C’est d’abord une image d’un temps passé. Quatre jeunes hommes fixent fièrement l’objectif. Leurs yeux surlignés de noir, le platine de leurs cheveux nous ramènent près de quarante années en arrière, en ce milieu des années 80 qui vit leur gloire grandir, avant que “Violator” – inaltérable diamant noir – ne referme leur première vie. Empreinte adolescente : cette première compilation, “1981-1985”, emplie de tubes, si loin si proche, dont nous nous souvenons encore. Depeche Mode : sa candeur et, depuis toujours, un précipité de noirceur, celui qui s’exprimera plus nettement avec les années, jusqu’à la démesure et les excès.
“Memento Mori”, une vanité donc, à l’épreuve du temps. Car, des quatre de Basildon, deux ne sont plus : l’un retiré du groupe depuis longtemps déjà – Alan Wilder -, le second – Andrew Fletcher – malheureusement décédé trop tôt, l’an passé, à l’âge de 61 ans. Face à une autre image, celle de ces deux survivants désormais sexagénaires, nous ne pouvons que penser, émus, au temps qui défile et nous emporte, au courage, aussi, dont font preuve Martin Gore et Dave Gahan, ex-frères ennemis à présent plus soudés que jamais, pour poursuivre l’aventure, bien au-delà des hommages convenus.

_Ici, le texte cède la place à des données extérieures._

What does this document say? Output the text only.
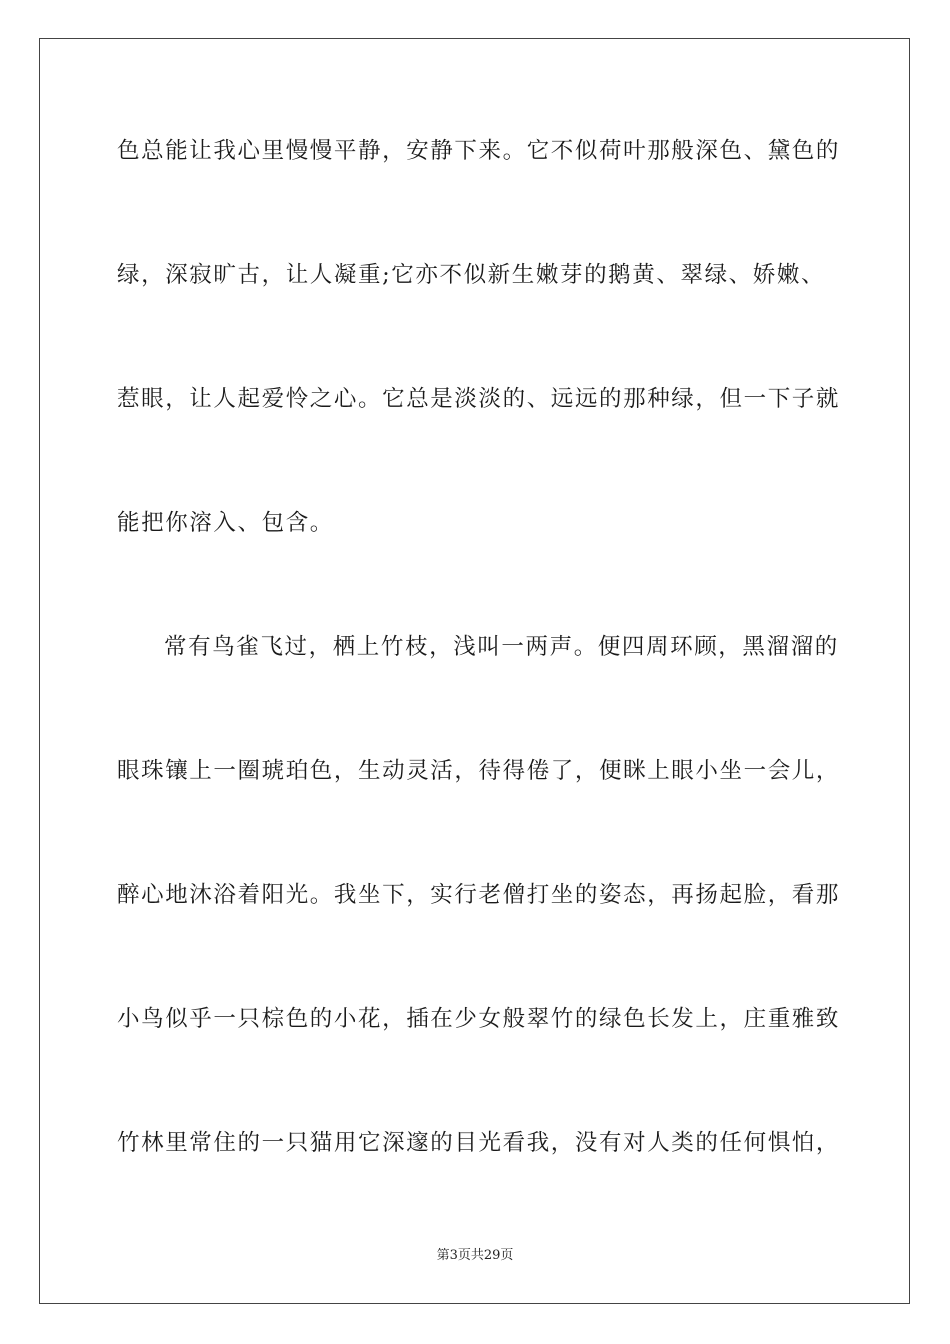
色总能让我心里慢慢平静，安静下来。它不似荷叶那般深色、黛色的
绿，深寂旷古，让人凝重;它亦不似新生嫩芽的鹅黄、翠绿、娇嫩、
惹眼，让人起爱怜之心。它总是淡淡的、远远的那种绿，但一下子就
能把你溶入、包含。
常有鸟雀飞过，栖上竹枝，浅叫一两声。便四周环顾，黑溜溜的
眼珠镶上一圈琥珀色，生动灵活，待得倦了，便眯上眼小坐一会儿，
醉心地沐浴着阳光。我坐下，实行老僧打坐的姿态，再扬起脸，看那
小鸟似乎一只棕色的小花，插在少女般翠竹的绿色长发上，庄重雅致
竹林里常住的一只猫用它深邃的目光看我，没有对人类的任何惧怕，
第3页共29页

C’est peu dire que nous n’attendions rien ou du moins pas grand-chose de “Memento Mori”, quinzième album de Depeche Mode, dont les dernières sorties furent pour le moins dispensables, voire inutiles, à l’image de celles d’autres groupes-monstres des années 80. Et pourtant, le disque apparaît comme une œuvre-synthèse assez passionnante, inégale mais toujours vivante. Elaboré dès le confinement de 2020 et réalisé avant la mort de Fletch, il semble imprégné, sur chacune de ses plages, de la présence de ce dernier à qui le groupe doit sa longévité. Comme un voile sombre, qui le rapproche de “Violator”, et le rend paradoxalement actuel, à l’aune de nos temps troublés.
Il y a d’abord l’anxiogène et puissant “My Cosmos Is Mine”. Une belle ouverture synthétique, tendance industrielle, sur laquelle se pose la voix de Dave Gahan, aussi vibrante qu’inaltérée. Puis “Wagging Tongue”, plus immédiate et pop, avec sa ligne de claviers en forme de revival 80’s, rappelant aussi le “Neon Lights” de Kraftwerk (dont l’influence se fait aussi sentir sur “People Are Good”). Arrive ensuite “Ghosts Again”. Classique instantané, ce premier single touche par son évidence mélodique et la qualité de sa production. En écho à celle de Gahan, l’on retrouve la voix de Martin Gore, ne tenant qu’à un fil, miraculeuse, comme sur quelques-uns des plus beaux titres du groupes. Tempo au ralenti, “Don’t Say You Love Me” vient ensuite nous rappeller combien Depeche Mode sait, comme peu, écrire des ballades crève-cœur, magnifiées par la voix de Gahan, avant que les accrocheurs “My Favourite Stranger” et “Caroline’s Monkey” ne nous ramènent vers des rivages connus, ceux de l’année 1989. Nappes et boucles synthétiques, voix entremêlés, cette dernière nous offrant toutefois une mélodie trop proche de l’un des sommets du groupe, “Personal Jesus”, pour réellement émouvoir.
Si, sur la seconde face, certains titres ne séduisent qu’à moitié, les beaux et mélancoliques “Always You” et “Speak to Me” touchent vraiment juste, se rapprochant de quelques sommets du passé. Et l’on finit par se dire, en parcourant les paysages accidentés de “Memento Mori”, que l’on tient sans doute là le disque le plus vibrant de Depeche Mode depuis au moins deux décennies. Des ailes d’anges pour orner sa pochette, des bouquets de fleurs pour commémorer ce qui n’est plus mais continue à vibrer en nous. L’histoire n’est pas encore refermée.